The patterns became clear. Tweets could be broken into several different categories (at least among those users that I follow): serious thoughts/observations/questions, links to other tweets or external items, dialogue with other users, or personal asides. The last bit (personal updates) took some getting used to, and can be somewhat off-putting to many people. Do my followers really want to know that I had a crazy metro ride home from work today, or if it’s unusually warm outside? For those users interested in the “value-add” side of Twitter as an academic tool, probably not. But it is remarkable how personal tweets can lend an engagingly human dimension to the entire process. Especially for someone in my position, who has never met the majority of the people I follow, personal tweets (in moderation) can really add to a sense of community. And given its status a social networking platform, this is obviously an important aspect of Twitter.

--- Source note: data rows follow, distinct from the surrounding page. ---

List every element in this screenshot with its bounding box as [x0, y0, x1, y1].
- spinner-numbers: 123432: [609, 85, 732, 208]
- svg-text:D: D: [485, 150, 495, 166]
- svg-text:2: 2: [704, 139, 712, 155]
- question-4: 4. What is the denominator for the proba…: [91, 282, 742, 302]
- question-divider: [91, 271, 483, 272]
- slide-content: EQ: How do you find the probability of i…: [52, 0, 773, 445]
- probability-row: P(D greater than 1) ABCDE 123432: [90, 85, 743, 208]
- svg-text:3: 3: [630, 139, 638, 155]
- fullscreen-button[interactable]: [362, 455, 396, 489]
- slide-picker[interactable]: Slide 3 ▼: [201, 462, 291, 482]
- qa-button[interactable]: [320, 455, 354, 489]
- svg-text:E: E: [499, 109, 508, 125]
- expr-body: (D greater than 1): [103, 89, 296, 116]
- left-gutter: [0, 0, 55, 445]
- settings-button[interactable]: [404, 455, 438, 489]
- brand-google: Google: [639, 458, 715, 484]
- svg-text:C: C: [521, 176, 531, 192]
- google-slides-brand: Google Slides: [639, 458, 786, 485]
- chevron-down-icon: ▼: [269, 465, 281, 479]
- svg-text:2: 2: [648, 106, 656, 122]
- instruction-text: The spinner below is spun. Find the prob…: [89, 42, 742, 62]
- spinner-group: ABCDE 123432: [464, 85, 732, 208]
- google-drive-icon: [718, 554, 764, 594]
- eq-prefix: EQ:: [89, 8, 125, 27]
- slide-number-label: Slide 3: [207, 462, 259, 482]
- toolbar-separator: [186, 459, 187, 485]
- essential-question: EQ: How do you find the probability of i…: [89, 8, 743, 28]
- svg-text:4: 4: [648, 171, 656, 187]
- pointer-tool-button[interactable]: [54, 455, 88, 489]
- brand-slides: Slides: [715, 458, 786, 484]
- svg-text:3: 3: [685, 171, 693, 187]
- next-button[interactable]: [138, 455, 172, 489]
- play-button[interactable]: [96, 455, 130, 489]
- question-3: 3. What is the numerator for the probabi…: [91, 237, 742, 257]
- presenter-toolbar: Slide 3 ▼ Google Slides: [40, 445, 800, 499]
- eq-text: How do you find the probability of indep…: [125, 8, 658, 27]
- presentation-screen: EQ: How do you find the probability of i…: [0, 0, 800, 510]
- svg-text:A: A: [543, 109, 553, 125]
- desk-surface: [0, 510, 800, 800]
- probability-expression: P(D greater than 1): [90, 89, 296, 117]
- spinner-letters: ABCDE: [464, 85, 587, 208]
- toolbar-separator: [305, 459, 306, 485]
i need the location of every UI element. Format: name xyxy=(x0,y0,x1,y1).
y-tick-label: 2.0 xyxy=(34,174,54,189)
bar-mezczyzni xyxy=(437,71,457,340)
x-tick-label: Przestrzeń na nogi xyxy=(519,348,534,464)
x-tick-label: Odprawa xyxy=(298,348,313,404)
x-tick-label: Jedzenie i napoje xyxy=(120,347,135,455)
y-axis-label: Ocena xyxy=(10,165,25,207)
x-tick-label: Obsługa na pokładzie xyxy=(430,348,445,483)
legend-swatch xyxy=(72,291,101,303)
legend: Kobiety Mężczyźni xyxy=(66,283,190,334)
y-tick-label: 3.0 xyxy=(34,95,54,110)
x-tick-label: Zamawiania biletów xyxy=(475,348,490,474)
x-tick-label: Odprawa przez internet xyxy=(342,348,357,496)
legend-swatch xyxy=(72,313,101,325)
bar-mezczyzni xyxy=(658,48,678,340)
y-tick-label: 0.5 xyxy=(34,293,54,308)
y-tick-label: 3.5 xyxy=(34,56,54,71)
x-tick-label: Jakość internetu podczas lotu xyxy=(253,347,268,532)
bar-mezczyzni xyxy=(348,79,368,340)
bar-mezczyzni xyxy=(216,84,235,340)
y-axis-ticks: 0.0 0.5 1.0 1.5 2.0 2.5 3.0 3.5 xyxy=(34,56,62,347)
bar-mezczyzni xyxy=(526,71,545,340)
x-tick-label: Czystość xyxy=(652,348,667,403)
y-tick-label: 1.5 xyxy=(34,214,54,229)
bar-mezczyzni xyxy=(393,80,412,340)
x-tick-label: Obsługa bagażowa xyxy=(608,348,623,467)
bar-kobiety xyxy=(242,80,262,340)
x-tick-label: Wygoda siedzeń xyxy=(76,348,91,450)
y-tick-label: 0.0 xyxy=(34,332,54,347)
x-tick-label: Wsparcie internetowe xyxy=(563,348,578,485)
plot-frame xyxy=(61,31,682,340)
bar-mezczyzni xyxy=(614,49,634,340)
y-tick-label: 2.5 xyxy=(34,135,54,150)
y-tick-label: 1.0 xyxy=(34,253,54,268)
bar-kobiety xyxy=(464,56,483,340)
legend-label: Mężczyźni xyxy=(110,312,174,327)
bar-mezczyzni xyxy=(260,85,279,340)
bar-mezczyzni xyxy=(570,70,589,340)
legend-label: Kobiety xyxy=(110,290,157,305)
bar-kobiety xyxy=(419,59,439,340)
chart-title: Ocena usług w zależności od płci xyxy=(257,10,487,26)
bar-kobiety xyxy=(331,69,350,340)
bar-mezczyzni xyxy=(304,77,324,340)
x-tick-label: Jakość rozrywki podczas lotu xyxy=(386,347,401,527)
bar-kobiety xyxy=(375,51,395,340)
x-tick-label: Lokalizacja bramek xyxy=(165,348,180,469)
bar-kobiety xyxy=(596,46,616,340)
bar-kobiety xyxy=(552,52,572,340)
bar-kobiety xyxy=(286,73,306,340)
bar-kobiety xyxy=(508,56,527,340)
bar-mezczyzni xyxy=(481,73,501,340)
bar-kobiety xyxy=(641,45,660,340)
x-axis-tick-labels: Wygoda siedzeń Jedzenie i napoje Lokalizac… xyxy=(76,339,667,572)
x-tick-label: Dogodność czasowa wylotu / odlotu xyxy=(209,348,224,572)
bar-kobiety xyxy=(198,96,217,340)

One of the greatest advantages for academia that I can see from Twitter is that it plugs you into a rapid-fire, real-time platform for ideas and thoughts. While this can quickly turn into a deluge of information overload, it also keeps you up to date on contemporary events, issues, and trends in a distinctively social manner. If four people you follow start talking about the same issue (for instance, Facebook’s recent Terms of Service controversy), it prompts you to learn about the issue and participate in the conversation. Instead of simply reading an article, blog post, or op-ed, you can benefit from and participate in a series of snapshot reactions. In this manner, Twitter is another development that continues to chip away at the persistent notion of an individual scholar toiling in isolation. For instance, a historian conducting research might tweet a link to a particular photograph they uncovered in the archives. Perhaps one of their followers notices something of interest in the photograph and alerts the original researcher, or ends up using that photograph for their own project. Even if you don’t have enough of a follower base to engage in this kind of crowd-sourcing, it is still an ideal platform to casually bounce around ideas, thoughts, or questions with a community of like-minded individuals.